The healthcare system responded to the recent settlement by explaining that it had “technical billing issues surrounding types of patient care.”

“These types of lawsuits are becoming increasingly common nationwide,” a representative from Renown Health said. “After the federal government evaluated the case, they decided not to pursue any action. The plaintiff, however, decided to pursue the case on her own. After careful consideration we made a decision to settle the lawsuit rather than to pursue a lengthy and costly defense.”

Florida cardiologist faces $2 million settlement and Medicare exclusion

After being investigated for healthcare fraud, a Florida-based cardiologist, Asad Qamar, and his practice, the Institute of Cardiovascular Excellence, has agreed to pay $2 million and forfeit any claim to $5.3 million in suspended Medicare payments.

According to the Department of Justice’s press release, the cardiologist also cannot participate in federal healthcare programs, including Medicare, for a three-year period.
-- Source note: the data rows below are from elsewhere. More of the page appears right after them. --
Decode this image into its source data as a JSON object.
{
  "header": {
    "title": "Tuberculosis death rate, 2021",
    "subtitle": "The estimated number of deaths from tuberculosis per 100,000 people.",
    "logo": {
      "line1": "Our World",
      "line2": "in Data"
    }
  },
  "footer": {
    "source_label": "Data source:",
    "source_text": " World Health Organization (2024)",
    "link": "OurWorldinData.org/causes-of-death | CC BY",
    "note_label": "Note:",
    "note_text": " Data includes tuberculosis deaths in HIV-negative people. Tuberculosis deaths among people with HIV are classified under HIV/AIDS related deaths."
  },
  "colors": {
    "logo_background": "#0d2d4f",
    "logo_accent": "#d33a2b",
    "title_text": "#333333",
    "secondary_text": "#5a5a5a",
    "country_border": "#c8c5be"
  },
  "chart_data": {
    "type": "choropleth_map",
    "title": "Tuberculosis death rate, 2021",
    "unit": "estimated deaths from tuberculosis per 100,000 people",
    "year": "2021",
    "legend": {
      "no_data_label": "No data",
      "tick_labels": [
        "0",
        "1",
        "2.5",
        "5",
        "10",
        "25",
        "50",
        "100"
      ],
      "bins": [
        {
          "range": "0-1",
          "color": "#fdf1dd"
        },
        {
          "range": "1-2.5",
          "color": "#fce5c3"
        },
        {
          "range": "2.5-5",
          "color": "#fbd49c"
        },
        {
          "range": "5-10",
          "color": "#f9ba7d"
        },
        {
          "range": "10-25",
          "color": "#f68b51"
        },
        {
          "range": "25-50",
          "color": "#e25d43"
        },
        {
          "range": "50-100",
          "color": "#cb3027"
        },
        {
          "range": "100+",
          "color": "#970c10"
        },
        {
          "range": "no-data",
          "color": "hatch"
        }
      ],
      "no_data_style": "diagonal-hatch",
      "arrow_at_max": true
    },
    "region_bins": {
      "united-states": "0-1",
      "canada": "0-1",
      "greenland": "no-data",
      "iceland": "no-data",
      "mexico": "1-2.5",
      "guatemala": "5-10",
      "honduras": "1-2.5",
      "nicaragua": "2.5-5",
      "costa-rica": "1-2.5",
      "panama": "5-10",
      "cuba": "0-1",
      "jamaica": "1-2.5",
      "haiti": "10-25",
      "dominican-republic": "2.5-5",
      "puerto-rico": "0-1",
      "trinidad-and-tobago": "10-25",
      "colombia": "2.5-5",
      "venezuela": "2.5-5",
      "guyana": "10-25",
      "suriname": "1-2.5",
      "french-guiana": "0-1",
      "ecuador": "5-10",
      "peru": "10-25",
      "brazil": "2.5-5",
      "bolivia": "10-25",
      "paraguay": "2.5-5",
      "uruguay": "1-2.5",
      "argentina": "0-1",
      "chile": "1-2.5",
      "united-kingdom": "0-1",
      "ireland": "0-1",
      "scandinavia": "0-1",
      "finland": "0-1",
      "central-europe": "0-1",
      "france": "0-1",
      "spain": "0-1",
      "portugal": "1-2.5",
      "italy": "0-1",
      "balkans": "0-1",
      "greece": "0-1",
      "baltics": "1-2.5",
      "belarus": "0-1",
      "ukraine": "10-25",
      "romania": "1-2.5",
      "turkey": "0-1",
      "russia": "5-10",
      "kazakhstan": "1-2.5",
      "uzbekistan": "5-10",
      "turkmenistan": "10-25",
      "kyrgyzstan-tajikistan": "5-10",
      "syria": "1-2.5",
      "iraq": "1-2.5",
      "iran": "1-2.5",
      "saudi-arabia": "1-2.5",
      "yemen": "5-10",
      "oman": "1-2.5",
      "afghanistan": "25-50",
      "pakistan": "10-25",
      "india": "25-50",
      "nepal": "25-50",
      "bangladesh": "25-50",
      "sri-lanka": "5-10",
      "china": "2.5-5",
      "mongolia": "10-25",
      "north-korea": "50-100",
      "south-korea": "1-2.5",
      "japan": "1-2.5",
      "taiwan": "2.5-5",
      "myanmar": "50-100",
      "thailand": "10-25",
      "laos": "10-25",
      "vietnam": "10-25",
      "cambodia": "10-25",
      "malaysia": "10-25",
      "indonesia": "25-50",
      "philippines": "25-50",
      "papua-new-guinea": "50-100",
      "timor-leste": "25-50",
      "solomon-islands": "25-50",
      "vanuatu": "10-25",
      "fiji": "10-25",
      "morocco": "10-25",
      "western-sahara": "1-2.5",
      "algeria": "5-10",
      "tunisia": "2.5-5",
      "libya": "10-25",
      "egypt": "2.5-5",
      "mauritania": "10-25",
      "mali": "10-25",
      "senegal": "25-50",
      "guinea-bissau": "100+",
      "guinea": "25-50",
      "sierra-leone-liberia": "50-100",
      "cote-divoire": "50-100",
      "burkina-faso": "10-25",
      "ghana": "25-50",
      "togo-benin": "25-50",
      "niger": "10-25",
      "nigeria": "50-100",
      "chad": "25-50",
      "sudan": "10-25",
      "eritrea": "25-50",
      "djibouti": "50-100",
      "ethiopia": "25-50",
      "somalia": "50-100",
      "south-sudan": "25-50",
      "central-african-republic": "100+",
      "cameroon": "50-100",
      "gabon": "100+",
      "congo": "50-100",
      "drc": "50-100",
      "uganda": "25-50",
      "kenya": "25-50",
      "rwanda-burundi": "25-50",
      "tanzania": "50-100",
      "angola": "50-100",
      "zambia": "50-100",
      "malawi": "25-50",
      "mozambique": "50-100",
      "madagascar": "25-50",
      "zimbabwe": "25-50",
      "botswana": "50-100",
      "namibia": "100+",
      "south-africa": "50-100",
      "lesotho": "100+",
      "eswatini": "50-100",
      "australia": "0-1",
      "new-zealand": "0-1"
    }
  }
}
The settlement stems from two lawsuits claiming that Qamar and his practice had billed federal healthcare programs for medically unnecessary and inadequately documented services. The federal department stated that many of the billed services were not indicated by the patient’s healthcare record or history as well as the severity of the patient’s symptoms.

The cardiologist is also accused of paying kickbacks to patients by waiving the 20 percent Medicare copayment regardless of the patient’s financial status. Kickbacks induced patients to agree to medically unnecessary services, explained the lawsuit.

Due to these activities, Qamar became the highest paid Medicare cardiologist in the nation in 2012 and 2013, stated the press release.

“Billing federal health programs for medically unnecessary procedures is unacceptable – not only does it waste taxpayer funds, but it also puts patients at risk,” said Benjamin C. Mizer, Principal Deputy Assistant Attorney General and Head of the Justice Department’s Civil Division. 

“Today’s settlement evidences the Department of Justice’s firm commitment to protect public funds and to safeguard the well-being of federal healthcare program beneficiaries.”